About 7 million people worldwide are suffering from various inherited neuromuscular diseases. Gene therapy brings the hope of treating these diseases at their genetic roots. Muscle Gene Therapy is the only book dedicated to this topic. The first edition was published in 2010 when the field was just about to enter its prime time. The progress made since then has been unprecedented. The number of diseases that have been targeted by gene therapy has increased tremendously. The gene therapy toolbox is expanded greatly with many creative novel strategies (such as genome editing and therapy with disease-modifying genes). Most importantly, clinical benefits have begun to emerge in human patients. To reflect rapid advances in the field, we have compiled the second edition of Muscle Gene Therapy with contributions from experts that have conducted gene therapy studies either in animal models and/or in human patients. The new edition offers a much needed, up-to-date overview and perspective on the foundation and current status of neuromuscular disease gene therapy. It provides a framework to the development and regulatory approval of muscle gene therapy drugs in the upcoming years. This book is a must-have for anyone who is interested in neuromuscular disease gene therapy including those in the research arena (established investigators and trainees in the fields of clinical practice, veterinary medicine and basic biomedical sciences), funding and regulatory agencies, and patient community.
About the Author
Dongsheng Duan, Ph.D., is the Margaret Proctor Mulligan Professor in Medical Research, at the Department of Molecular Microbiology & Immunology, Neurology, Bioengineering, and Biomedical Sciences at the University of Missouri. He received his medical degree from the West China University of Medical Science, Chengdu, China in 1987 and his Ph.D. degree from the University of Pennsylvania, Philadelphia, USA in 1997. His research in last two decades has focused on the development of adeno-associated virus as a gene therapy vector, pathogenic mechanisms of Duchenne muscular dystrophy, dystrophin biology and preclinical gene therapy for Duchenne muscular dystrophy in murine and canine models.

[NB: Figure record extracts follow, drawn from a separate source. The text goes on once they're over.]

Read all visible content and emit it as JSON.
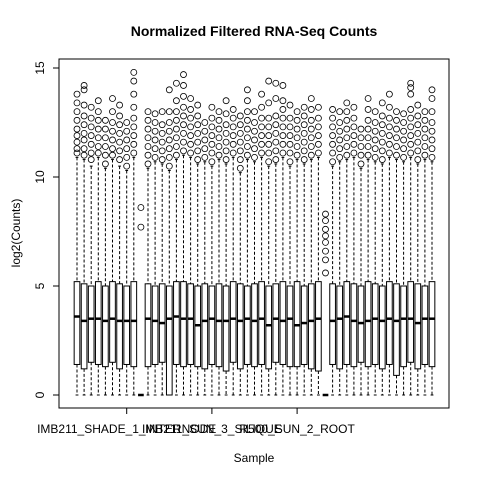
{
  "chart_data": {
    "type": "boxplot",
    "title": "Normalized Filtered RNA-Seq Counts",
    "xlabel": "Sample",
    "ylabel": "log2(Counts)",
    "ylim": [
      -0.3,
      15.2
    ],
    "yticks": [
      0,
      5,
      10,
      15
    ],
    "x_tick_labels": [
      {
        "label": "IMB211_SHADE_1_INTERNODE",
        "at": 7
      },
      {
        "label": "IMB211_SUN_3_SILIQUE",
        "at": 19
      },
      {
        "label": "R500_SUN_2_ROOT",
        "at": 31
      }
    ],
    "series": [
      {
        "q1": 1.4,
        "median": 3.6,
        "q3": 5.2,
        "lower": 0,
        "upper": 10.9,
        "outliers": [
          11.1,
          11.3,
          11.6,
          11.9,
          12.2,
          12.6,
          13.0,
          13.4,
          13.8
        ]
      },
      {
        "q1": 1.2,
        "median": 3.4,
        "q3": 5.1,
        "lower": 0,
        "upper": 10.8,
        "outliers": [
          11.0,
          11.3,
          11.7,
          12.0,
          12.4,
          12.8,
          13.3,
          14.0,
          14.2
        ]
      },
      {
        "q1": 1.5,
        "median": 3.5,
        "q3": 5.0,
        "lower": 0,
        "upper": 10.5,
        "outliers": [
          10.8,
          11.1,
          11.5,
          11.9,
          12.3,
          12.7,
          13.2
        ]
      },
      {
        "q1": 1.4,
        "median": 3.5,
        "q3": 5.2,
        "lower": 0,
        "upper": 10.9,
        "outliers": [
          11.1,
          11.4,
          11.8,
          12.2,
          12.6,
          13.0,
          13.5
        ]
      },
      {
        "q1": 1.3,
        "median": 3.4,
        "q3": 5.0,
        "lower": 0,
        "upper": 10.4,
        "outliers": [
          10.6,
          11.0,
          11.4,
          11.8,
          12.2,
          12.6
        ]
      },
      {
        "q1": 1.5,
        "median": 3.5,
        "q3": 5.2,
        "lower": 0,
        "upper": 10.8,
        "outliers": [
          11.0,
          11.3,
          11.7,
          12.1,
          12.5,
          13.0,
          13.6
        ]
      },
      {
        "q1": 1.2,
        "median": 3.4,
        "q3": 5.1,
        "lower": 0,
        "upper": 10.5,
        "outliers": [
          10.8,
          11.2,
          11.6,
          12.0,
          12.4,
          12.8,
          13.3
        ]
      },
      {
        "q1": 1.4,
        "median": 3.4,
        "q3": 5.0,
        "lower": 0,
        "upper": 10.3,
        "outliers": [
          10.5,
          10.9,
          11.3,
          11.7,
          12.1,
          12.5
        ]
      },
      {
        "q1": 1.3,
        "median": 3.4,
        "q3": 5.2,
        "lower": 0,
        "upper": 10.9,
        "outliers": [
          11.1,
          11.5,
          11.9,
          12.3,
          12.7,
          13.2,
          13.8,
          14.4,
          14.8
        ]
      },
      {
        "q1": 0.0,
        "median": 0.0,
        "q3": 0.0,
        "lower": 0,
        "upper": 0,
        "outliers": [
          7.7,
          8.6
        ]
      },
      {
        "q1": 1.3,
        "median": 3.5,
        "q3": 5.1,
        "lower": 0,
        "upper": 10.4,
        "outliers": [
          10.6,
          11.0,
          11.4,
          11.8,
          12.2,
          12.6,
          13.0
        ]
      },
      {
        "q1": 1.4,
        "median": 3.4,
        "q3": 5.0,
        "lower": 0,
        "upper": 10.7,
        "outliers": [
          10.9,
          11.3,
          11.7,
          12.1,
          12.5,
          12.9
        ]
      },
      {
        "q1": 1.5,
        "median": 3.3,
        "q3": 5.1,
        "lower": 0,
        "upper": 10.6,
        "outliers": [
          10.8,
          11.2,
          11.6,
          12.0,
          12.4,
          13.0
        ]
      },
      {
        "q1": 0.0,
        "median": 3.5,
        "q3": 5.0,
        "lower": 0,
        "upper": 10.3,
        "outliers": [
          10.5,
          10.9,
          11.3,
          11.7,
          12.1,
          12.5,
          13.0,
          14.0
        ]
      },
      {
        "q1": 1.4,
        "median": 3.6,
        "q3": 5.2,
        "lower": 0,
        "upper": 10.8,
        "outliers": [
          11.0,
          11.4,
          11.8,
          12.2,
          12.6,
          13.0,
          13.5,
          14.3
        ]
      },
      {
        "q1": 1.3,
        "median": 3.5,
        "q3": 5.2,
        "lower": 0,
        "upper": 11.0,
        "outliers": [
          11.2,
          11.6,
          12.0,
          12.4,
          12.8,
          13.2,
          13.7,
          14.2,
          14.7
        ]
      },
      {
        "q1": 1.4,
        "median": 3.5,
        "q3": 5.1,
        "lower": 0,
        "upper": 10.9,
        "outliers": [
          11.1,
          11.5,
          11.9,
          12.3,
          12.7,
          13.1,
          13.6
        ]
      },
      {
        "q1": 1.3,
        "median": 3.2,
        "q3": 5.0,
        "lower": 0,
        "upper": 10.6,
        "outliers": [
          10.8,
          11.2,
          11.6,
          12.0,
          12.4,
          12.8,
          13.3
        ]
      },
      {
        "q1": 1.2,
        "median": 3.4,
        "q3": 5.1,
        "lower": 0,
        "upper": 10.7,
        "outliers": [
          10.9,
          11.3,
          11.7,
          12.1,
          12.5
        ]
      },
      {
        "q1": 1.4,
        "median": 3.5,
        "q3": 5.0,
        "lower": 0,
        "upper": 10.5,
        "outliers": [
          10.7,
          11.1,
          11.5,
          11.9,
          12.3,
          12.7,
          13.2
        ]
      },
      {
        "q1": 1.3,
        "median": 3.4,
        "q3": 5.1,
        "lower": 0,
        "upper": 10.8,
        "outliers": [
          11.0,
          11.4,
          11.8,
          12.2,
          12.6,
          13.0
        ]
      },
      {
        "q1": 1.1,
        "median": 3.4,
        "q3": 5.0,
        "lower": 0,
        "upper": 10.6,
        "outliers": [
          10.8,
          11.2,
          11.6,
          12.0,
          12.4,
          12.9,
          13.5
        ]
      },
      {
        "q1": 1.5,
        "median": 3.5,
        "q3": 5.2,
        "lower": 0,
        "upper": 10.9,
        "outliers": [
          11.1,
          11.5,
          11.9,
          12.3,
          12.7,
          13.1
        ]
      },
      {
        "q1": 1.2,
        "median": 3.4,
        "q3": 5.1,
        "lower": 0,
        "upper": 10.2,
        "outliers": [
          10.4,
          10.8,
          11.2,
          11.6,
          12.0,
          12.4,
          12.8
        ]
      },
      {
        "q1": 1.4,
        "median": 3.5,
        "q3": 5.0,
        "lower": 0,
        "upper": 10.8,
        "outliers": [
          11.0,
          11.4,
          11.8,
          12.2,
          12.6,
          13.0,
          13.5,
          14.0
        ]
      },
      {
        "q1": 1.3,
        "median": 3.4,
        "q3": 5.1,
        "lower": 0,
        "upper": 10.7,
        "outliers": [
          10.9,
          11.3,
          11.7,
          12.1,
          12.5,
          13.0
        ]
      },
      {
        "q1": 1.4,
        "median": 3.5,
        "q3": 5.2,
        "lower": 0,
        "upper": 10.9,
        "outliers": [
          11.1,
          11.5,
          11.9,
          12.3,
          12.7,
          13.2,
          13.8
        ]
      },
      {
        "q1": 1.2,
        "median": 3.2,
        "q3": 5.0,
        "lower": 0,
        "upper": 10.5,
        "outliers": [
          10.7,
          11.1,
          11.5,
          11.9,
          12.3,
          12.7,
          13.4,
          14.4
        ]
      },
      {
        "q1": 1.5,
        "median": 3.5,
        "q3": 5.1,
        "lower": 0,
        "upper": 10.6,
        "outliers": [
          10.8,
          11.2,
          11.6,
          12.0,
          12.4,
          12.8,
          13.6,
          14.3
        ]
      },
      {
        "q1": 1.4,
        "median": 3.4,
        "q3": 5.2,
        "lower": 0,
        "upper": 10.9,
        "outliers": [
          11.1,
          11.5,
          11.9,
          12.3,
          12.7,
          13.1,
          13.5,
          14.2
        ]
      },
      {
        "q1": 1.3,
        "median": 3.5,
        "q3": 5.0,
        "lower": 0,
        "upper": 10.5,
        "outliers": [
          10.7,
          11.1,
          11.5,
          11.9,
          12.3,
          12.7,
          13.3
        ]
      },
      {
        "q1": 1.3,
        "median": 3.2,
        "q3": 5.2,
        "lower": 0,
        "upper": 10.8,
        "outliers": [
          11.0,
          11.4,
          11.8,
          12.2,
          12.6,
          13.0
        ]
      },
      {
        "q1": 1.4,
        "median": 3.3,
        "q3": 5.0,
        "lower": 0,
        "upper": 10.6,
        "outliers": [
          10.8,
          11.2,
          11.6,
          12.0,
          12.4,
          12.8,
          13.2
        ]
      },
      {
        "q1": 1.2,
        "median": 3.4,
        "q3": 5.1,
        "lower": 0,
        "upper": 10.8,
        "outliers": [
          11.0,
          11.4,
          11.8,
          12.2,
          12.6,
          13.1,
          13.6
        ]
      },
      {
        "q1": 1.1,
        "median": 3.5,
        "q3": 5.2,
        "lower": 0,
        "upper": 10.9,
        "outliers": [
          11.1,
          11.5,
          11.9,
          12.3,
          12.7,
          13.2
        ]
      },
      {
        "q1": 0.0,
        "median": 0.0,
        "q3": 0.0,
        "lower": 0,
        "upper": 0,
        "outliers": [
          5.6,
          6.2,
          6.6,
          7.0,
          7.3,
          7.6,
          8.0,
          8.3
        ]
      },
      {
        "q1": 1.4,
        "median": 3.4,
        "q3": 5.1,
        "lower": 0,
        "upper": 10.5,
        "outliers": [
          10.7,
          11.1,
          11.5,
          11.9,
          12.3,
          12.7,
          13.1
        ]
      },
      {
        "q1": 1.2,
        "median": 3.5,
        "q3": 5.0,
        "lower": 0,
        "upper": 10.7,
        "outliers": [
          10.9,
          11.3,
          11.7,
          12.1,
          12.5,
          13.0
        ]
      },
      {
        "q1": 1.4,
        "median": 3.6,
        "q3": 5.2,
        "lower": 0,
        "upper": 10.8,
        "outliers": [
          11.0,
          11.4,
          11.8,
          12.2,
          12.6,
          13.0,
          13.4
        ]
      },
      {
        "q1": 1.3,
        "median": 3.4,
        "q3": 5.1,
        "lower": 0,
        "upper": 10.9,
        "outliers": [
          11.1,
          11.5,
          11.9,
          12.3,
          12.7,
          13.2
        ]
      },
      {
        "q1": 1.5,
        "median": 3.3,
        "q3": 5.0,
        "lower": 0,
        "upper": 10.4,
        "outliers": [
          10.6,
          11.0,
          11.4,
          11.8,
          12.2
        ]
      },
      {
        "q1": 1.3,
        "median": 3.4,
        "q3": 5.2,
        "lower": 0,
        "upper": 10.8,
        "outliers": [
          11.0,
          11.4,
          11.8,
          12.2,
          12.6,
          13.1,
          13.6
        ]
      },
      {
        "q1": 1.4,
        "median": 3.5,
        "q3": 5.1,
        "lower": 0,
        "upper": 10.7,
        "outliers": [
          10.9,
          11.3,
          11.7,
          12.1,
          12.5,
          13.0
        ]
      },
      {
        "q1": 1.2,
        "median": 3.4,
        "q3": 5.0,
        "lower": 0,
        "upper": 10.6,
        "outliers": [
          10.8,
          11.2,
          11.6,
          12.0,
          12.4,
          12.8,
          13.4
        ]
      },
      {
        "q1": 1.4,
        "median": 3.5,
        "q3": 5.2,
        "lower": 0,
        "upper": 10.9,
        "outliers": [
          11.1,
          11.5,
          11.9,
          12.3,
          12.7,
          13.2,
          13.8
        ]
      },
      {
        "q1": 0.9,
        "median": 3.4,
        "q3": 5.1,
        "lower": 0,
        "upper": 10.8,
        "outliers": [
          11.0,
          11.4,
          11.8,
          12.2,
          12.6,
          13.0
        ]
      },
      {
        "q1": 1.3,
        "median": 3.5,
        "q3": 5.0,
        "lower": 0,
        "upper": 10.7,
        "outliers": [
          10.9,
          11.3,
          11.7,
          12.1,
          12.5,
          12.9
        ]
      },
      {
        "q1": 1.5,
        "median": 3.5,
        "q3": 5.2,
        "lower": 0,
        "upper": 10.9,
        "outliers": [
          11.1,
          11.5,
          11.9,
          12.3,
          12.7,
          13.1,
          13.8,
          14.1,
          14.3
        ]
      },
      {
        "q1": 1.2,
        "median": 3.3,
        "q3": 5.1,
        "lower": 0,
        "upper": 10.6,
        "outliers": [
          10.8,
          11.2,
          11.6,
          12.0,
          12.4,
          12.8,
          13.3
        ]
      },
      {
        "q1": 1.4,
        "median": 3.5,
        "q3": 5.0,
        "lower": 0,
        "upper": 10.8,
        "outliers": [
          11.0,
          11.4,
          11.8,
          12.2,
          12.6,
          13.0
        ]
      },
      {
        "q1": 1.3,
        "median": 3.5,
        "q3": 5.2,
        "lower": 0,
        "upper": 10.7,
        "outliers": [
          10.9,
          11.3,
          11.7,
          12.1,
          12.5,
          13.0,
          13.6,
          14.0
        ]
      }
    ]
  }
}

Jerry R Mendell, M.D. is the Curran-Peters Research Chair and Professor of Pediatrics and Neurology. His career has been devoted to translational clinical science, beginning as a post doctoral fellow at the National Institutes of Health. His life-long focus has been to make a difference in lives burdened with untreatable neuromuscular disease. He has contributed significantly to the muscular dystrophies and spinal muscular atrophy, at first using pharmaceutical tools and since 1999, the time of his first gene therapy trial, he has been dedicated to the successful replacement of mutant genes that undermine the lives of innocent victims.